January 19, 2016 / 6:03 PM / in 2 years

Potash Corp shuts Canadian mine, sees weak market continuing

Jochen Tilk attends Potash Corp's annual general meeting in Saskatoon, May 15, 2014.Derek Mortensen

(Reuters) - Weak conditions in the potash market will not improve any time soon, the chief executive of Potash Corp of Saskatchewan (POT.TO) said on Tuesday as the crop nutrient company announced it would suspend operations "indefinitely" at a Canadian mine.

Potash Corp said it was putting its Picadilly mine in the Canadian province of New Brunswick on care and maintenance, resulting in the loss of 420 to 430 jobs.

Potash prices have fallen sharply over the past year, under pressure from bloated capacity, soft grain prices and weak currencies in major consumers such as India and Brazil, one of Potash Corp's largest customers.

"We don't see in the short term how things will turn around quickly that would change the environment," Chief Executive Jochen Tilk said in an interview.

"We are repositioning the company in light of that but we are still optimistic on the long term prospects for our business," he said.

Potash Corp's stock was 60 Canadian cents firmer at C$23.63 on the Toronto Stock Exchange on Tuesday. The stock is down 45 percent in the past 12 months.

As demand for potash has fallen worldwide, Potash Corp, the world's biggest fertilizer company by capacity, has in recent months closed its Penobsquis potash mine in New Brunswick and suspended production at three mines in Saskatchewan.

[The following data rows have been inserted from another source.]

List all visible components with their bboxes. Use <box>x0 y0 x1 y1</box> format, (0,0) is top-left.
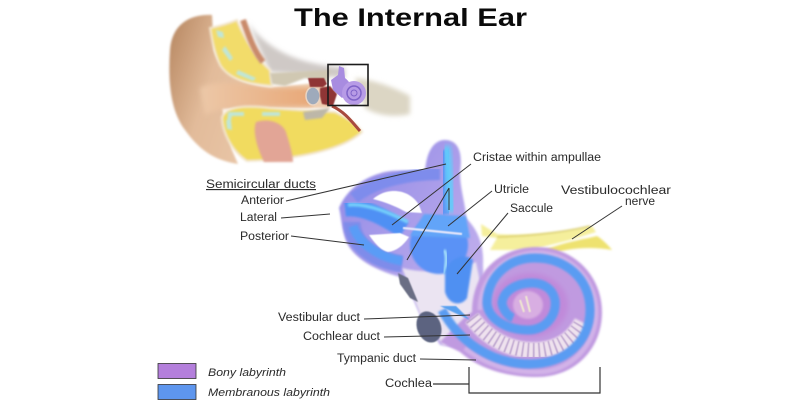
lower vestibule pale area <box>402 262 490 346</box>
title: The Internal Ear <box>294 4 527 32</box>
locator box <box>328 64 368 106</box>
saccule <box>445 256 473 303</box>
inner ear illustration <box>339 140 612 377</box>
legend: membranous labyrinth: Membranous labyrinth <box>208 387 330 399</box>
lower yellow tissue <box>222 106 362 161</box>
saccule label: Saccule <box>510 203 553 215</box>
label posterior <box>240 231 364 245</box>
ear skin <box>169 15 330 164</box>
vestibulocochlear nerve label: nerve <box>625 196 655 208</box>
anterior ampulla and crus <box>444 150 448 214</box>
label anterior <box>241 164 446 207</box>
legend: membranous labyrinth <box>158 384 330 400</box>
cochlear duct label: Cochlear duct <box>303 331 381 343</box>
utricle label <box>448 184 529 226</box>
lateral duct <box>345 208 404 230</box>
hole inside posterior loop <box>369 233 409 252</box>
artery <box>332 106 360 131</box>
round window <box>412 308 446 346</box>
cristae label: Cristae within ampullae <box>473 152 601 164</box>
cochlea label and bracket: Cochlea <box>385 378 433 390</box>
vestibulocochlear nerve label <box>561 185 671 239</box>
vestibular duct label <box>278 312 470 324</box>
spiral center <box>513 291 543 319</box>
saccule tail <box>440 306 470 320</box>
utricle and vestibule <box>410 216 468 274</box>
oval window <box>398 273 418 302</box>
semicircular ducts labels <box>206 164 446 245</box>
outer rim highlight <box>465 253 596 372</box>
label anterior: Anterior <box>241 195 284 207</box>
legend <box>158 364 330 400</box>
middle ear red bones <box>308 78 337 106</box>
cristae label <box>392 152 601 260</box>
legend: bony labyrinth <box>158 364 286 379</box>
cartilage patches <box>216 30 256 81</box>
bone <box>270 70 330 86</box>
label lateral: Lateral <box>240 212 277 224</box>
cochlea label and bracket <box>385 367 600 393</box>
vestibulocochlear nerve label: Vestibulocochlear <box>561 185 671 197</box>
outer ear illustration <box>169 15 410 164</box>
vestibulocochlear nerve <box>481 224 612 256</box>
anterior duct <box>354 174 440 198</box>
saccule label <box>457 203 553 274</box>
inner purple <box>492 273 568 337</box>
pink muscle <box>255 120 293 162</box>
cochlea spiral <box>440 247 602 377</box>
vestibule highlights <box>403 228 462 234</box>
red vessel upper <box>243 20 263 62</box>
utricle label: Utricle <box>494 184 529 196</box>
posterior duct <box>352 222 402 264</box>
ribs <box>472 318 582 350</box>
label posterior: Posterior <box>240 231 289 243</box>
eardrum <box>306 87 320 105</box>
tympanic duct label <box>337 353 476 365</box>
membranous duct <box>442 258 590 364</box>
cartilage lower <box>226 112 280 130</box>
hole inside anterior loop <box>373 191 422 213</box>
vestibular duct label: Vestibular duct <box>278 312 361 324</box>
labyrinth silhouette <box>339 140 486 350</box>
label lateral <box>240 212 330 224</box>
upper yellow tissue <box>210 20 272 86</box>
heading: Semicircular ducts <box>206 179 316 191</box>
gray tissue <box>248 22 345 78</box>
mini labyrinth <box>331 66 366 105</box>
tympanic duct label: Tympanic duct <box>337 353 417 365</box>
legend: bony labyrinth: Bony labyrinth <box>208 367 286 379</box>
ear canal <box>200 83 312 115</box>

Potash Corp, which had more than 5,000 employees worldwide at the end of 2014, said it would retain 35 employees at Picadilly to keep the operation in "care-and-maintenance" mode. About 100 affected employees could be relocated to Saskatchewan.

Potash Corp said it expected to recognize severance and transition costs of about $35 million in the first quarter as a result of suspending operations at Picadilly.

The suspension would help Potash Corp to reduce its full-year cost of goods sold by $40 million to $50 million and would eliminate capital expenditures of about $50 million in 2016 and $135 million in 2017-2018, the company said.